Orangutany są gatunkiem zagrożonym - mimo to, jak informuje organizacja pozarządowa International Animal Rescue (IAR) - tylko w ubiegłym roku 22 małpy z tego gatunku trzeba było ratować przed ludźmi, którzy chcieli je udomowić, bądź zniszczyli ich naturalne środowisko życia wypalając lasy w miejscach, gdzie miały powstać plantacje.  

W Indonezji trzymanie dzikich zwierząt jako zwierząt domowych jest nielegalne. Mimo to wielu mieszkańców Borneo często łamie te przepisy.

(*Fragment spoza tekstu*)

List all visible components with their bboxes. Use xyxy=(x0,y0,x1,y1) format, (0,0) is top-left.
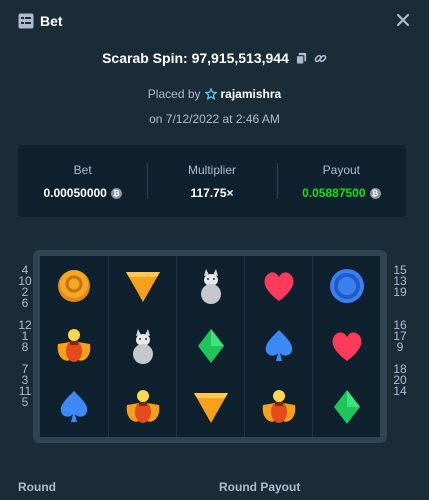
green-diamond-icon xyxy=(197,329,224,364)
link-icon[interactable] xyxy=(314,52,327,65)
multiplier-label: Multiplier xyxy=(187,163,236,177)
multiplier-text: 117.75× xyxy=(190,186,234,200)
payout-label: Payout xyxy=(322,163,360,177)
payline-number: 8 xyxy=(21,340,29,354)
reel-cell xyxy=(40,316,108,376)
red-heart-icon xyxy=(264,272,293,302)
bet-value: 0.00050000 xyxy=(43,186,107,200)
scarab-icon xyxy=(262,389,295,423)
reels-grid xyxy=(40,256,380,437)
payline-number: 19 xyxy=(393,285,407,299)
coin-icon: ₿ xyxy=(369,187,381,199)
placed-by: Placed by rajamishra xyxy=(0,87,429,101)
payout-amount: 0.05887500 ₿ xyxy=(277,186,406,200)
reel-cell xyxy=(244,376,312,437)
modal-header: Bet xyxy=(0,0,429,44)
reel-cell xyxy=(176,316,244,377)
placed-by-label: Placed by xyxy=(147,87,201,101)
payline-number xyxy=(391,298,409,309)
blue-circle-icon xyxy=(329,269,364,304)
round-label: Round xyxy=(18,480,56,494)
reel-cell xyxy=(244,316,312,377)
payline-number: 14 xyxy=(393,384,407,398)
reel-cell xyxy=(312,316,380,377)
close-icon[interactable] xyxy=(395,12,411,28)
orange-triangle-icon xyxy=(125,272,160,303)
spin-id-line: Scarab Spin: 97,915,513,944 xyxy=(0,50,429,66)
bet-date: on 7/12/2022 at 2:46 AM xyxy=(149,112,280,126)
scarab-icon xyxy=(126,389,159,423)
gold-coin-icon xyxy=(58,270,90,303)
grey-cat-icon xyxy=(132,329,153,365)
reel-cell xyxy=(312,376,380,437)
reel-cell xyxy=(312,256,380,317)
reel-cell xyxy=(108,376,176,437)
reel-cell xyxy=(244,256,312,317)
modal-title: Bet xyxy=(40,13,63,29)
copy-icon[interactable] xyxy=(295,52,308,65)
round-payout-label: Round Payout xyxy=(219,480,301,494)
paylines-left: 4 10 2 6 12 1 8 7 3 11 5 xyxy=(18,264,32,409)
orange-triangle-icon xyxy=(193,392,228,423)
star-icon xyxy=(204,88,217,100)
bet-label: Bet xyxy=(73,163,92,177)
multiplier-stat: Multiplier 117.75× xyxy=(147,145,276,217)
bet-amount: 0.00050000 ₿ xyxy=(18,186,147,200)
green-diamond-icon xyxy=(333,389,360,424)
blue-spade-icon xyxy=(60,390,88,422)
payout-value: 0.05887500 xyxy=(302,186,366,200)
reel-cell xyxy=(176,376,244,437)
bet-stats-panel: Bet 0.00050000 ₿ Multiplier 117.75× Payo… xyxy=(18,145,406,217)
blue-spade-icon xyxy=(265,330,292,362)
reel-cell xyxy=(40,256,108,316)
multiplier-value: 117.75× xyxy=(147,186,276,200)
coin-icon: ₿ xyxy=(110,187,122,199)
username-link[interactable]: rajamishra xyxy=(221,87,282,101)
reel-cell xyxy=(176,256,244,317)
payline-number: 6 xyxy=(21,296,29,310)
payline-number: 5 xyxy=(21,395,29,409)
reel-cell xyxy=(40,377,108,437)
payout-stat: Payout 0.05887500 ₿ xyxy=(276,145,406,217)
reel-cell xyxy=(108,316,176,377)
scarab-icon xyxy=(57,329,91,363)
reel-cell xyxy=(108,256,176,317)
red-heart-icon xyxy=(332,332,361,362)
payline-number: 9 xyxy=(396,340,404,354)
spin-id: Scarab Spin: 97,915,513,944 xyxy=(102,50,289,66)
bet-stat: Bet 0.00050000 ₿ xyxy=(18,145,147,217)
grey-cat-icon xyxy=(200,269,221,305)
payline-number xyxy=(391,397,409,408)
bet-list-icon xyxy=(18,13,34,29)
paylines-right: 15 13 19 16 17 9 18 20 14 xyxy=(391,264,409,408)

Siedmiomiesięczna Vena znajduje się obecnie pod opieką aktywistów z IAR, którzy podkreślają, że udomowiony orangutan w przyszłości nie będzie miał szans, by poradzić sobie w warunkach naturalnych. - Wiele osób nie zdaje sobie z tego sprawy, że udomowiony orangutan zatraca instynkt - mówi przedstawiciel rządowej agencji zajmującej się ochroną dzikich zwierząt.

Kobieta, która trzymała Venę w domu to recydywistka - w 2016 roku odebrano jej już jednego orangutana. 50-latka uważa, że nie zrobiła nic złego. - Karmiłam ją i opiekowała się nią - mówi.

Jak pisze AFP po odebraniu ludziom młode orangutany trafiają do "szkoły w dżungli", gdzie są uczone zachowań, które umożliwią im przetrwanie w warunkach naturalnych.